RISKS.ID – Gempa bumi berkekuatan magnitudo 7,6 mengguncang perairan Bitung, Sulawesi Utara dan Maluku Utara, Kamis (2/4/2026) pukul 06.48 Wita. Guncangan kuat yang terasa lebih dari satu menit itu memicu kepanikan warga, menyebabkan kerusakan bangunan, serta menimbulkan korban jiwa.
Laporan awal menyebutkan satu orang meninggal dunia akibat tertimpa reruntuhan di Gedung KONI Manado. Korban diketahui bernama Deice Lahia (70), warga Tateli, Kabupaten Minahasa. Informasi tersebut disampaikan Humas Basarnas Sulawesi Utara, Nuraidin Gumeleng.
Selain korban tewas, gempa juga menyebabkan sejumlah bangunan mengalami kerusakan, terutama yang tidak tahan guncangan kuat.
Warga berhamburan keluar rumah untuk menyelamatkan diri saat gempa terjadi.
“Gempa ini kuat sekali, bahkan bunyi keras dari beberapa perabotan rumah tangga kami,” ujar Deysi, warga Kelurahan Malalayang, Manado.
Hal serupa disampaikan Fanli, seorang pengemudi daring. Dia mengaku menghentikan kendaraannya karena khawatir terhadap potensi bahaya.
“Saya lagi mengendarai mobil, tapi terasa juga gempa itu. Saya harus berhentikan dulu karena banyak tiang listrik yang bergerak-gerak,” katanya.
Koordinator Bidang Data dan Informasi BMKG Stasiun Geofisika Manado Muhammad Zulkifli menyampaikan, gempa tersebut berpotensi memicu tsunami di sejumlah wilayah.

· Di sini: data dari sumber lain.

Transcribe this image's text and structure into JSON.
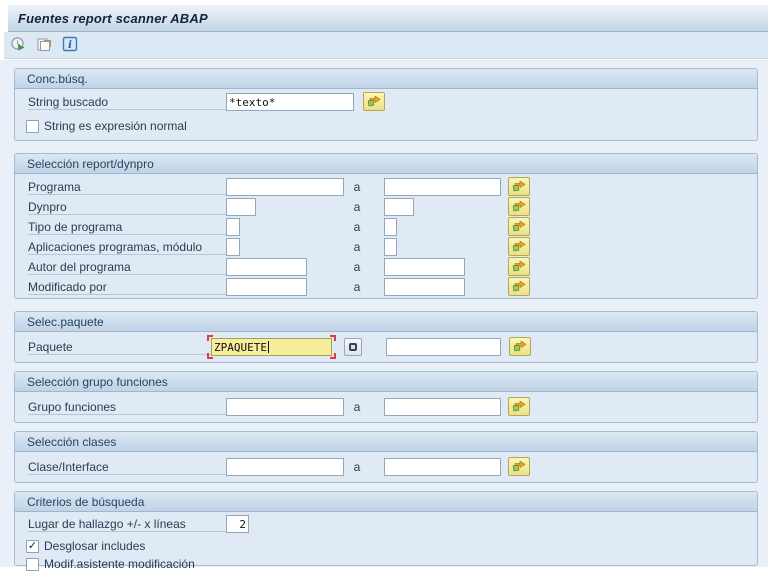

Di Provinsi Maluku Utara, daerah yang berstatus siaga meliputi Ternate, Halmahera, dan Tidore.
Sementara di Sulawesi Utara, wilayah siaga mencakup Kota Bitung, Kabupaten Minahasa bagian selatan, Minahasa Selatan bagian selatan, serta Minahasa Utara bagian selatan.
Selain itu, sejumlah wilayah lain masuk kategori waspada tsunami, antara lain Kepulauan Sangihe, Minahasa Utara bagian utara, dan Bolaang Mongondow bagian selatan.
BMKG mencatat gempa berada pada koordinat 1,25 lintang utara dan 126,27 bujur timur dengan kedalaman 62 kilometer di bawah laut.
Masyarakat diimbau tetap tenang dan tidak mudah terpengaruh informasi yang belum terverifikasi. Warga juga diminta menjauhi bangunan yang retak atau rusak akibat gempa.
“Periksa dan pastikan bangunan tempat tinggal cukup tahan gempa, serta tidak ada kerusakan yang membahayakan sebelum kembali ke dalam rumah,” ujar dia.
BMKG menegaskan, informasi resmi hanya bersumber dari kanal komunikasi resmi yang telah terverifikasi. Hingga kini, pemutakhiran data terus dilakukan, termasuk terkait peringatan dini tsunami di wilayah Sulawesi Utara dan Maluku Utara.